Oh OP. My biological mother was the same - so much is similar .
There is some very wise advice here from people who understand all too well.
My two cents' worth: Your mother was extremely damaged (do you know any of her own childhood) and when that happens, especially young, someone can grow up trying to look after themselves and protect themselves but without any idea how to do it properly. So instead of setting reasonable limits (how can a 7yo child set any limits against an abusive parent? they can't!) they try to take care of themselves by looking after their feelings. They are fighting a huge battle between their own tempestuous emotions and need to be valued, and their more sensible selves that know that 'something is very wrong'.
Over time the need to protect their own feelings and self-worth becomes greater and greater and the more sensible part is slowly worn down and destroyed. So they become ... honestly, monstrous. Full of pain, and passing that pain on to others. People with severe untreated BPD are catastrophic parents because inside, they are still (or go back to being) toddlers but with an adult's body and powers. No one wants to be at the mercy of a toddler.
As they get worse, their perception of reality changes and decays until everything that happens, happens only in relation to them. They are the sun and everyone else orbits around them and must serve their needs (usually guessing what exactly is needed without being told and woe befall you if you don't understand without being told).
The only way someone with severe BPD can be helped is if 1) they want help and 2) get the right support - DBT treatment and people around them who can be supportive but also put up very firm boundaries. I've seen it work.
Without that will and without the right support and people around them the result is ... your mother, my biological mother and the parent of some of the other people on this thread. A destructive wreck living in great pain/distress and spreading great pain/distress. She may have loved you in her own way (the presents) but her absolute inability, and it probably was inability, to control her pain dominated her life and yours then. The bonds we have with our mother run deepest of all, I sometimes think, maybe second only to the bond with our own children. Certainly broken/destructive bonds with our mother affect many of us all our lives, although some healing can come.
There was nothing you could have done as a child. Nothing. As I say I've seen it at close quarters and seen the effects on the children involved too, and it's heartbreaking.
Which leaves you with a complex problem - you love her, you want her as a good mother. It's the puppies who are given the most love, attention and healthy boundaries who grow up the most confident and happy dogs. The ones who are loved one minute and pushed away or punished the next don't. We aren't much different, tbh.

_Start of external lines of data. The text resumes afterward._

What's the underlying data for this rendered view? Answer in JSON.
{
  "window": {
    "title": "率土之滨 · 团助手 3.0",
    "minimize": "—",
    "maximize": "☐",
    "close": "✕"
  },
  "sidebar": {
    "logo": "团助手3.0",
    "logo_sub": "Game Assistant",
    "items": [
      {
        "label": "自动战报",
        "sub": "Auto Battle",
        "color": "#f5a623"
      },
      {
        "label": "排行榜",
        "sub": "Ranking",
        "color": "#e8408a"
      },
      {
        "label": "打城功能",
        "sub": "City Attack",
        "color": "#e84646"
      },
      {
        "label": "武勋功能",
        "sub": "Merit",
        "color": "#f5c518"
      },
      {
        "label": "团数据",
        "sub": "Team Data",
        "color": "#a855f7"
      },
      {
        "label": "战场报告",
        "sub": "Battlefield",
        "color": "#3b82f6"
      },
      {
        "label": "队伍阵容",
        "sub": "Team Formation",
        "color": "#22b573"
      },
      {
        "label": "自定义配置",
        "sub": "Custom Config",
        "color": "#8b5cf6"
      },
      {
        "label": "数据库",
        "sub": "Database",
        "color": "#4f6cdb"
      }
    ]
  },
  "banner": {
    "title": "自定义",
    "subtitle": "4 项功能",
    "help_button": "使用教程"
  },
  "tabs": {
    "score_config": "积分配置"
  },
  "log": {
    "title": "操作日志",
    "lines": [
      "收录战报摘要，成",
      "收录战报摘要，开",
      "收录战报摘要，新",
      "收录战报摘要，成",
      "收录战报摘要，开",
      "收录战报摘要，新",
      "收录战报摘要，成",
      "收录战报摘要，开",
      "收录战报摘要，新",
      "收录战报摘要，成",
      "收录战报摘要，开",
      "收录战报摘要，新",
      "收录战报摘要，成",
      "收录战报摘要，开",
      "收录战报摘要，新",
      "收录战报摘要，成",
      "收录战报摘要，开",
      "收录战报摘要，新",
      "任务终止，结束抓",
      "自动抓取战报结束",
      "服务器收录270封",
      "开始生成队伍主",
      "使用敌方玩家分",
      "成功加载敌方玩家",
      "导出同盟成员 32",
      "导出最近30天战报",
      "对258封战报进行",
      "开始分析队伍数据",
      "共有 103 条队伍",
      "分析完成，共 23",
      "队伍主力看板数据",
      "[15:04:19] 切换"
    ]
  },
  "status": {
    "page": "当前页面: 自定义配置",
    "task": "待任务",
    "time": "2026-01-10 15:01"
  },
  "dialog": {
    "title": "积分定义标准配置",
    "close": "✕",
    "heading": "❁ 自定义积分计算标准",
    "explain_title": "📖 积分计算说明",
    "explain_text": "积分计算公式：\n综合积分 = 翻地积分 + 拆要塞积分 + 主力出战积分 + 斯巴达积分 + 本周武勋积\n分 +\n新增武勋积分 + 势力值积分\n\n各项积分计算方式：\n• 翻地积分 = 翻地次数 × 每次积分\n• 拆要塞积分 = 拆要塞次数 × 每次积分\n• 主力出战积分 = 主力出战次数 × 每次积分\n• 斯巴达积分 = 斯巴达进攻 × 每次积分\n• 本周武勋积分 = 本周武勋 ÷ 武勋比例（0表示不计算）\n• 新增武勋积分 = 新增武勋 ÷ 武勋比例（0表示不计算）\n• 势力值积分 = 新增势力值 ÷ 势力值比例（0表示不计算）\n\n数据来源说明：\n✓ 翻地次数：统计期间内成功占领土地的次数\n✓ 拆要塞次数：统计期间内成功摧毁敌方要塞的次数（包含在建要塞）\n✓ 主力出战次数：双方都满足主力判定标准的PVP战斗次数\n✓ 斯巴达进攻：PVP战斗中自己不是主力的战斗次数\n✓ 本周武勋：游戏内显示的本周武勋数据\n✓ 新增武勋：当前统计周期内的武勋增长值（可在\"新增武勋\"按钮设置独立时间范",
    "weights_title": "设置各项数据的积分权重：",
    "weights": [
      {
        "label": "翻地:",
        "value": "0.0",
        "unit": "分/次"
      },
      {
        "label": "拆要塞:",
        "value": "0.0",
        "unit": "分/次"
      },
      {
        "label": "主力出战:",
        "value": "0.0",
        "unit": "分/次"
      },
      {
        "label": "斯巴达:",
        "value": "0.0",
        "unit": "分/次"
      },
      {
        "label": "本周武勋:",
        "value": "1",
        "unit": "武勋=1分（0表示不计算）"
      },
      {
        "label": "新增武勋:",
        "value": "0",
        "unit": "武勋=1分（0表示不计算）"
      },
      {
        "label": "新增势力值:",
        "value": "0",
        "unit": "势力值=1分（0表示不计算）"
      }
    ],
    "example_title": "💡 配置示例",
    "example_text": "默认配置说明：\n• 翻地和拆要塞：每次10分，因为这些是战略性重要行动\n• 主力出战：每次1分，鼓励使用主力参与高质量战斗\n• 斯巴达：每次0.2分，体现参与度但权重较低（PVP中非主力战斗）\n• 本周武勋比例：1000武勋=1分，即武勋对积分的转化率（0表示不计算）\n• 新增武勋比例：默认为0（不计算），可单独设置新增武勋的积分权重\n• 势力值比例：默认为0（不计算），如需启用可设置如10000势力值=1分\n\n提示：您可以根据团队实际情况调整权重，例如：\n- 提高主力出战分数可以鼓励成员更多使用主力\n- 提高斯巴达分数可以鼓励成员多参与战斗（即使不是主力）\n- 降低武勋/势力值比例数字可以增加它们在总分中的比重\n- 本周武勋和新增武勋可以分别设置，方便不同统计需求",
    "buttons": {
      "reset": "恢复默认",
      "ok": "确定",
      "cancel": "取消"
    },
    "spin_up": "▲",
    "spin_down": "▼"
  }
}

Someone up thread used the words 'witch' and 'waif' and they fit very well for the woman you've described. Neither can be a good mother. I really think you need therapy, and probably a lot of it with the right person, before you can begin to make sense of your experience of your mother and give it a place in your life. Otherwise it's at risk of influencing you in ways that you may not even realise, as is happening in my biological mother's family with her children.
What I would say, gently, is that people are capable far more extreme behaviour than we ever like to think. Your mother is not unique; nor are the other sorts of appalling parents. The explanation for yoru mother's way of existing may lie there. It's said with BPD that 'genetics loads the gun, environment fires the trigger'. Something almost certainly happened to your mum in her childhood that was bad enough that it tipped her off balance and without treatment she spiralled off worse and worse. I'm afraid that sometimes people can behave like she did, or become as ill as she was, or sometime simply choose to behave in ways that can only be called wicked.
I hope that one day you can find a measure of peace, OP. Sincerely wish you well, and I'm so very sorry for the pain and confusion and hurt you went through as a child. You ~can~ give it a place in your life-experience but I do think you will need help.